Highlights & Insights¶
- Deep Insight: Systematically analyzes the divergence between T2I and SR objectives, providing a theoretical foundation for custom diffusion SR models.
- Systematic Solution: Optimizes across the base model (VAE16), distillation method (CiDA), and pipeline efficiency.
- Extreme Efficiency: 77ms one-step inference, 25-33% faster than previous one-step methods like OSEDiff/InvSR.
- Training Practicality: Efficiently trains three UNet variants (score, generator, discriminator) using LoRA and model sharing.
Limitations & Future Work¶
- Latent Space Exploration: The effectiveness of 16-channel VAE is verified, but larger spaces (32/64 channels) were not explored due to training costs.

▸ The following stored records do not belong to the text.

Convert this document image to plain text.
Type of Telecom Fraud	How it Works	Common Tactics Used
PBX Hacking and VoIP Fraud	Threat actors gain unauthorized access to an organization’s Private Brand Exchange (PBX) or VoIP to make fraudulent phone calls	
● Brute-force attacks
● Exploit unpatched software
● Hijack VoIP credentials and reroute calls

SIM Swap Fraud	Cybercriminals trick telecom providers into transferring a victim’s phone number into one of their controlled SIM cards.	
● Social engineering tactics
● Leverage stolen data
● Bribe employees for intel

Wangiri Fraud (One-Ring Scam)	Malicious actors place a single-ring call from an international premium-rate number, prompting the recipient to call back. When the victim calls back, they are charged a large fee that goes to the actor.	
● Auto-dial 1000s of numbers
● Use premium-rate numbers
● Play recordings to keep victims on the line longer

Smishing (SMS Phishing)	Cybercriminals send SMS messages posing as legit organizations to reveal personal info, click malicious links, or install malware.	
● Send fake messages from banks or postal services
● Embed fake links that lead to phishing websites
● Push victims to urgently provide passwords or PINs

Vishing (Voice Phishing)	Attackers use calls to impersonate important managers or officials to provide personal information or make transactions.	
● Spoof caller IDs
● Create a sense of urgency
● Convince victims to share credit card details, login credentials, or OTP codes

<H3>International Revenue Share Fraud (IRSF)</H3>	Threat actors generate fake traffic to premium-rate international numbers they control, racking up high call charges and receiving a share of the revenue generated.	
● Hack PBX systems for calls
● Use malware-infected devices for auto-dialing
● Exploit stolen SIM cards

- CiDA VRAM Requirements: Despite LoRA/DeepSpeed, CiDA requires significant VRAM, making it difficult to scale to large DiT models (e.g., FLUX).
- PSNR Trade-off: While leading in perceptual metrics (LIQE/MUSIQ), GenDR's PSNR is lower than GAN-based and some multi-step methods, indicating a trade-off in pixel-level fidelity.
Related Work & Insights¶
| Dimension | OSEDiff (Wu et al., 2024b) | Ours (GenDR) |
|---|---|---|
| Base Model | SD2.1 (4-channel VAE, 0.9B) | SD2.1-VAE16 (16-channel VAE, 0.9B) |
| Mechanism | VSD + L1/MSE Regularization | CiDA: SR Priors + Adv + REPA |
| Inference Time | 103ms | 77ms |
| Q-Align | 4.306 | 4.453 |
| Dimension | DreamClear (Ai et al., 2025) | Ours (GenDR) |
|---|---|---|
| Base Model | PixArt-α (2.2B) | SD2.1-VAE16 (0.9B) |
| Steps | 50 | 1 |
| Function | 2 ControlNets + MLLM | Minimalist (Fixed Embedding) |
| Inference Time | 6892ms (3×A100) | 77ms (1×A100) |
| MUSIQ | 67.22 | 71.57 |
Rating (1-5)¶
- Novelty: 4 — Insight into T2I/SR divergence is novel; CiD's integration of SR priors into score distillation is an original contribution.
- Technical Depth: 4 — Well-modeled evolution from VSD to CiDA with rigorous ablation of design decisions.
- Experimental Thoroughness: 4 — Comprehensive evaluation across 13 metrics and real/synthetic datasets, though downstream task evaluation is absent.
- Writing Quality: 4 — High-quality presentation with clear motivation and logical progression.